IN WITNESS WHEREOF, the Corporation has caused this Certificate to be signed by its duly authorized officers this «Day» day of «Month», «Year».

 

 

Secretary

  

 

President and CEO


FOR VALUE RECEIVED I DO HEREBY SELL, ASSIGN, AND TRANSFER UNTO                      SHARES REPRESENTED BY THE WITHIN CERTIFICATE AND DO HEREBY IRREVOCABLY CONSTITUTE AND APPOINT                      AS ATTORNEY TO TRANSFER THE SAID SHARES ON THE SHARE REGISTER OF THE WITHIN NAMED CORPORATION WITH FULL POWER OF SUBSTITUTION IN THE PREMISES.

 

DATED   

 

IN THE PRESENCE OF

  

 

(Witness)

  

 

(Stockholder)

  

 

(Stockholder)

THE SECURITIES REPRESENTED HEREBY HAVE NOT BEEN REGISTERED UNDER THE SECURITIES ACT OF 1933 (THE “ACT”) AND MAY NOT BE OFFERED, SOLD OR OTHERWISE TRANSFERRED, PLEDGED OR HYPOTHECATED UNLESS AND UNTIL REGISTERED UNDER THE ACT OR, IN THE OPINION OF COUNSEL IN FORM AND SUBSTANCE SATISFACTORY TO THE ISSUER OF THESE SECURITIES, SUCH OFFER, SALE OR TRANSFER, PLEDGE OR HYPOTHECATION IS IN COMPLIANCE THEREWITH.
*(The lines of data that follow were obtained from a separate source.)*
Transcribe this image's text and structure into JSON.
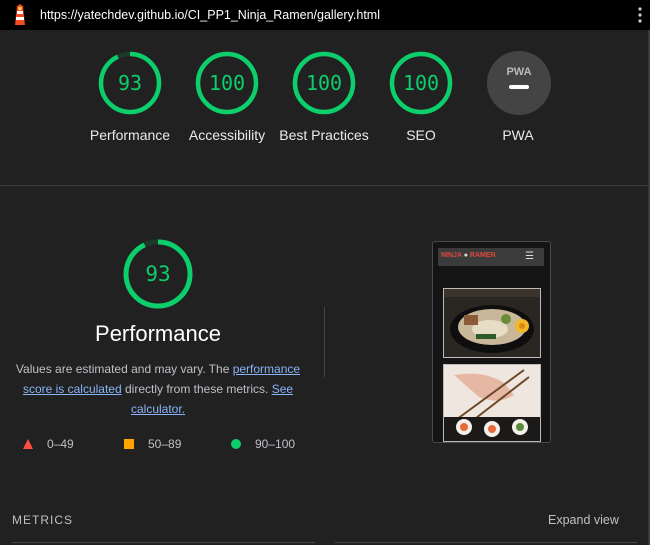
{
  "browser": {
    "url": "https://yatechdev.github.io/CI_PP1_Ninja_Ramen/gallery.html"
  },
  "summary": {
    "gauges": [
      {
        "label": "Performance",
        "score": "93",
        "fraction": 0.93
      },
      {
        "label": "Accessibility",
        "score": "100",
        "fraction": 1.0
      },
      {
        "label": "Best Practices",
        "score": "100",
        "fraction": 1.0
      },
      {
        "label": "SEO",
        "score": "100",
        "fraction": 1.0
      }
    ],
    "pwa": {
      "label": "PWA",
      "badge_text": "PWA"
    }
  },
  "performance": {
    "score": "93",
    "fraction": 0.93,
    "title": "Performance",
    "desc_prefix": "Values are estimated and may vary. The ",
    "desc_link1": "performance score is calculated",
    "desc_middle": " directly from these metrics. ",
    "desc_link2": "See calculator.",
    "legend": [
      {
        "range": "0–49",
        "color": "#ff4e42",
        "shape": "triangle"
      },
      {
        "range": "50–89",
        "color": "#ffa400",
        "shape": "square"
      },
      {
        "range": "90–100",
        "color": "#0cce6b",
        "shape": "circle"
      }
    ]
  },
  "screenshot": {
    "brand_left": "NINJA",
    "brand_right": "RAMEN"
  },
  "metrics": {
    "heading": "METRICS",
    "expand_label": "Expand view"
  },
  "colors": {
    "pass": "#0cce6b",
    "background": "#212121",
    "link": "#8ab4f8"
  }
}
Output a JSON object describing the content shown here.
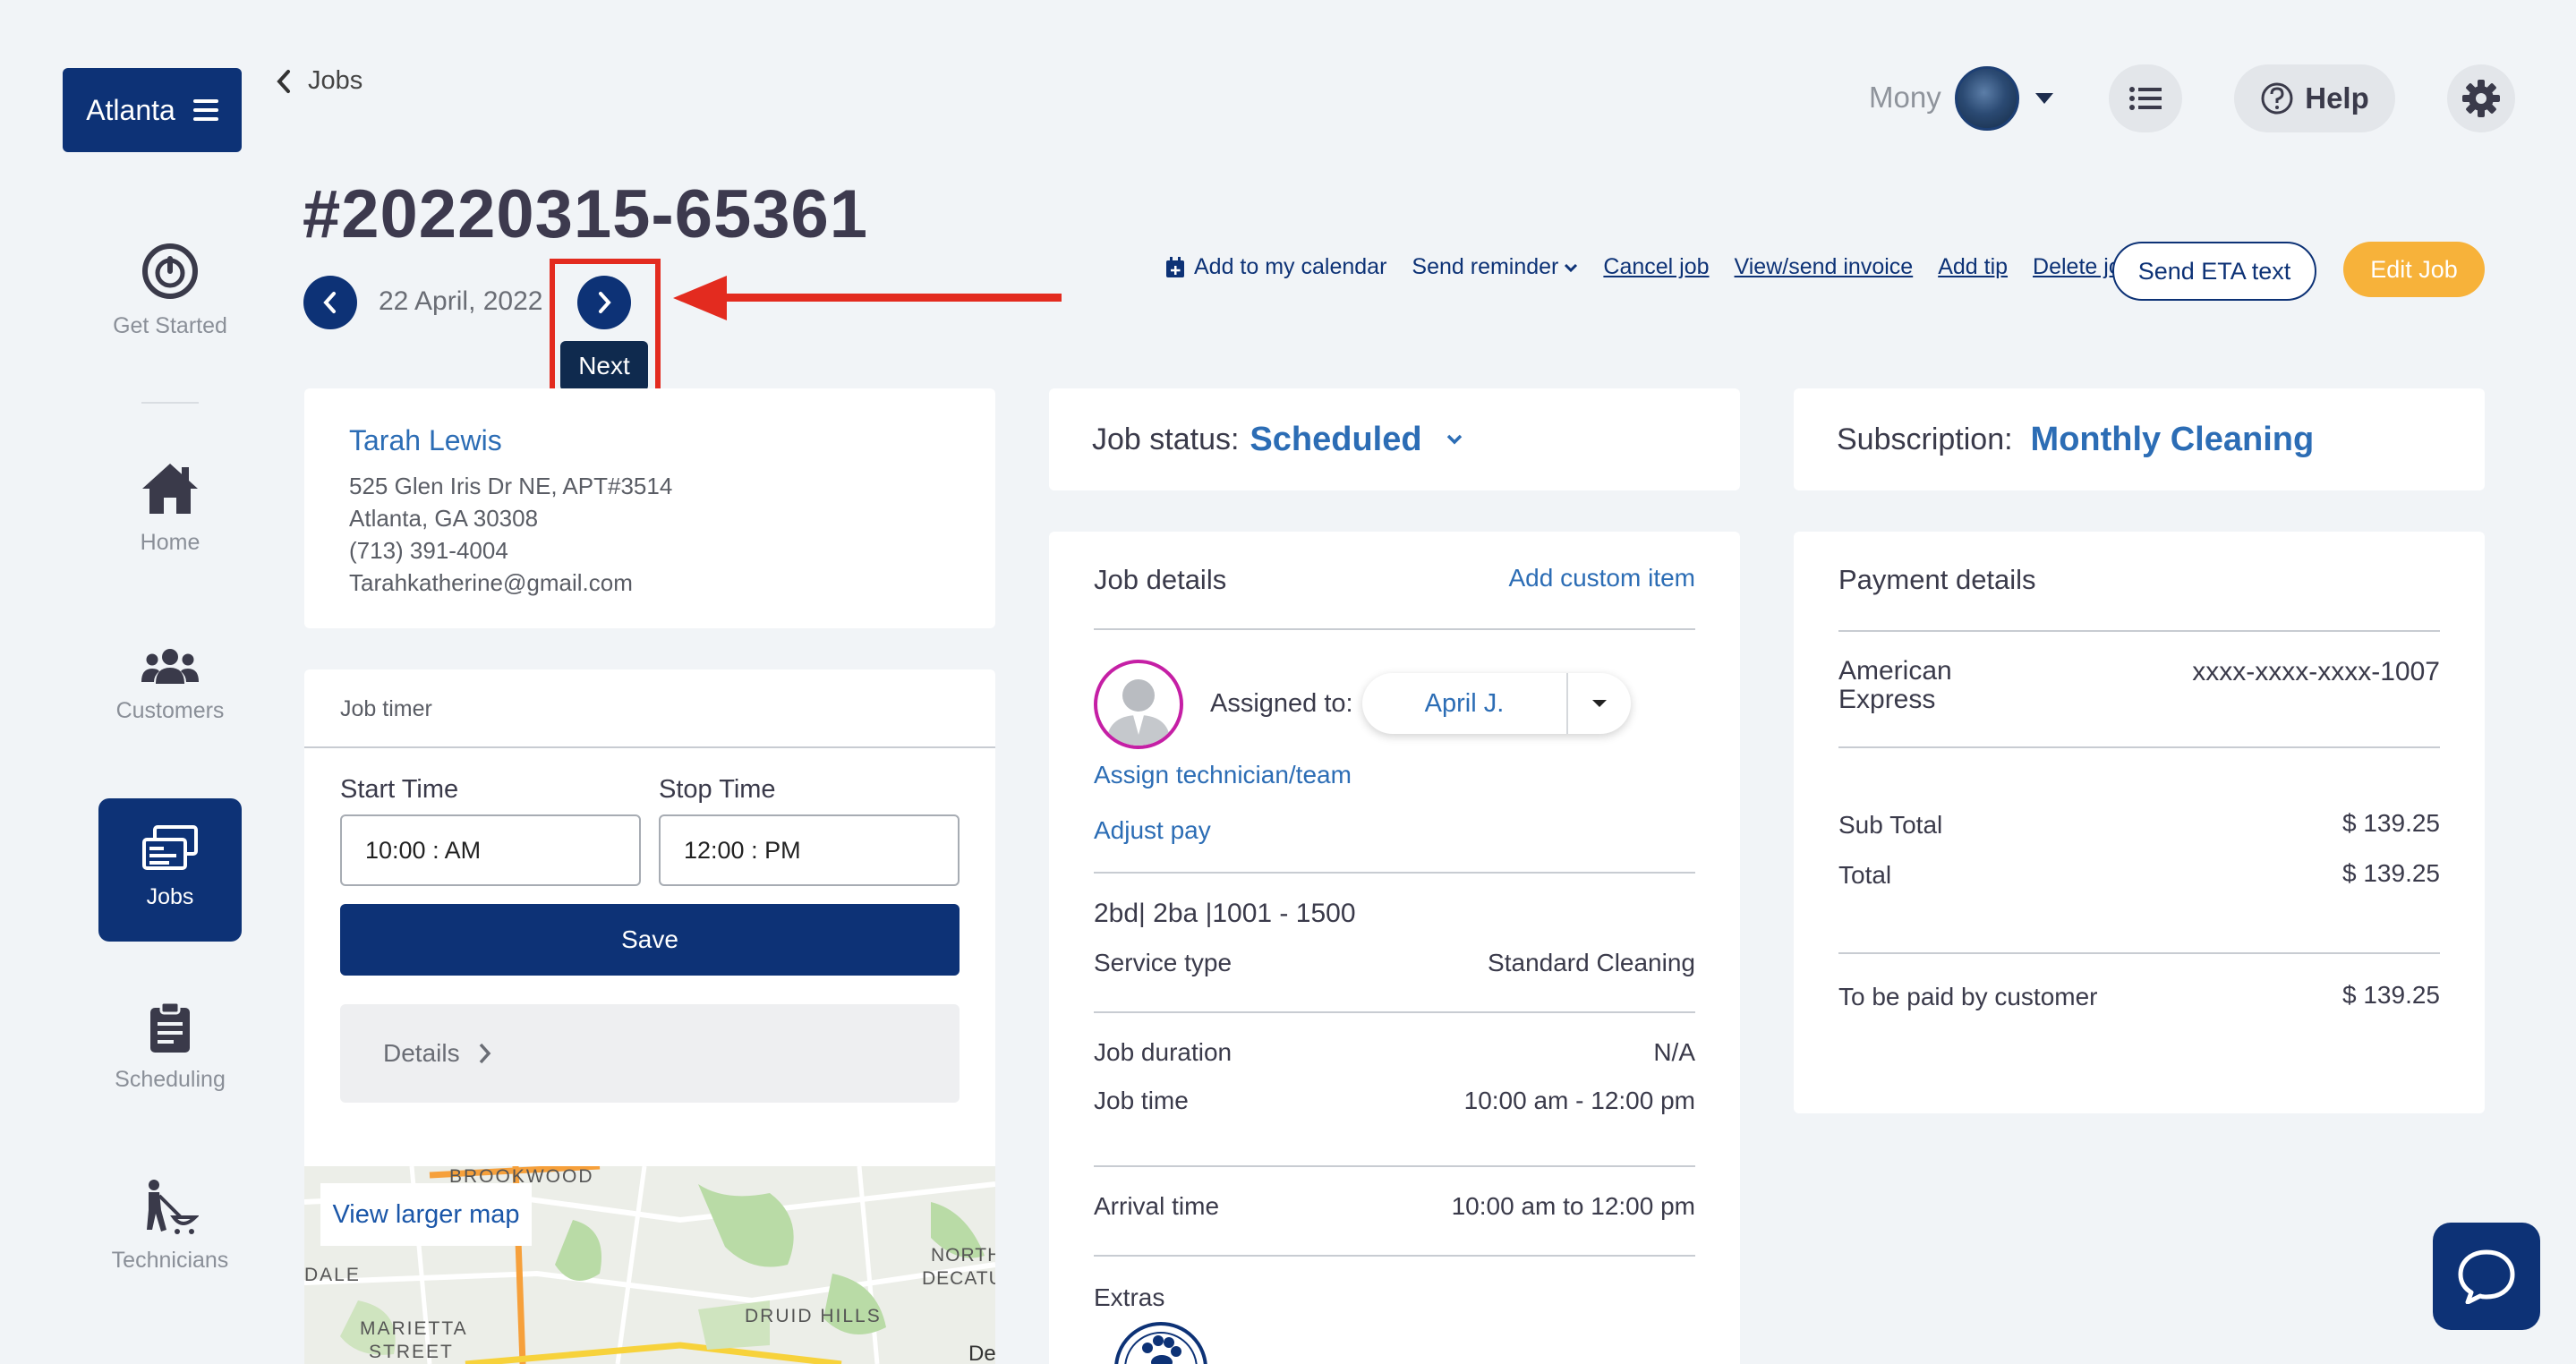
{
  "brand": {
    "label": "Atlanta"
  },
  "sidebar": {
    "items": [
      {
        "label": "Get Started",
        "icon": "power-icon"
      },
      {
        "label": "Home",
        "icon": "home-icon"
      },
      {
        "label": "Customers",
        "icon": "users-icon"
      },
      {
        "label": "Jobs",
        "icon": "jobs-icon",
        "active": true
      },
      {
        "label": "Scheduling",
        "icon": "clipboard-icon"
      },
      {
        "label": "Technicians",
        "icon": "technician-icon"
      }
    ]
  },
  "header": {
    "back_label": "Jobs",
    "job_id": "#20220315-65361",
    "date": "22 April, 2022",
    "next_tooltip": "Next",
    "user_name": "Mony",
    "help_label": "Help"
  },
  "actions": {
    "add_calendar": "Add to my calendar",
    "send_reminder": "Send reminder",
    "cancel_job": "Cancel job",
    "view_invoice": "View/send invoice",
    "add_tip": "Add tip",
    "delete_job": "Delete job",
    "send_eta": "Send ETA text",
    "edit_job": "Edit Job"
  },
  "customer": {
    "name": "Tarah Lewis",
    "address1": "525 Glen Iris Dr NE, APT#3514",
    "address2": "Atlanta, GA 30308",
    "phone": "(713) 391-4004",
    "email": "Tarahkatherine@gmail.com"
  },
  "timer": {
    "title": "Job timer",
    "start_label": "Start Time",
    "start_value": "10:00 : AM",
    "stop_label": "Stop Time",
    "stop_value": "12:00 : PM",
    "save_label": "Save",
    "details_label": "Details"
  },
  "map": {
    "link": "View larger map",
    "labels": [
      "BROOKWOOD",
      "NORTH",
      "DECATU",
      "DALE",
      "MARIETTA",
      "STREET",
      "DRUID HILLS",
      "De"
    ]
  },
  "job_status": {
    "label": "Job status:",
    "value": "Scheduled"
  },
  "subscription": {
    "label": "Subscription:",
    "value": "Monthly Cleaning"
  },
  "job_details": {
    "title": "Job details",
    "add_custom": "Add custom item",
    "assigned_label": "Assigned to:",
    "assigned_value": "April J.",
    "assign_link": "Assign technician/team",
    "adjust_pay": "Adjust pay",
    "property": "2bd| 2ba |1001 - 1500",
    "service_type_label": "Service type",
    "service_type_value": "Standard Cleaning",
    "duration_label": "Job duration",
    "duration_value": "N/A",
    "job_time_label": "Job time",
    "job_time_value": "10:00 am - 12:00 pm",
    "arrival_label": "Arrival time",
    "arrival_value": "10:00 am to 12:00 pm",
    "extras_label": "Extras"
  },
  "payment": {
    "title": "Payment details",
    "card_brand_line1": "American",
    "card_brand_line2": "Express",
    "card_number": "xxxx-xxxx-xxxx-1007",
    "subtotal_label": "Sub Total",
    "subtotal_value": "$ 139.25",
    "total_label": "Total",
    "total_value": "$ 139.25",
    "to_pay_label": "To be paid by customer",
    "to_pay_value": "$ 139.25"
  },
  "colors": {
    "primary": "#0d3276",
    "link": "#2c6db5",
    "accent": "#f7b23a",
    "annotation": "#e32b1f",
    "background": "#f1f4f7"
  }
}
THE SHARES REPRESENTED BY THIS CERTIFICATE ARE SUBJECT TO A VOTING AGREEMENT AND CERTAIN RESTRICTIONS ON TRANSFER AND RIGHT OF FIRST REFUSAL OPTIONS HELD BY THE ISSUER OR ITS ASSIGNEE(S) AS SET FORTH IN THE EXERCISE NOTICE BETWEEN THE ISSUER AND THE ORIGINAL HOLDER OF THESE SHARES, A COPY OF WHICH MAY BE OBTAINED AT THE PRINCIPAL OFFICE OF THE ISSUER. SUCH VOTING AGREEMENT AND THE TRANSFER RESTRICTIONS AND RIGHT OF FIRST REFUSAL ARE BINDING ON TRANSFEREES OF THESE SHARES.

THE SHARES REPRESENTED BY THIS CERTIFICATE ARE SUBJECT TO A RIGHT OF FIRST REFUSAL OPTION IN FAVOR OF THE CORPORATION, AS PROVIDED IN THE BYLAWS OF THE CORPORATION.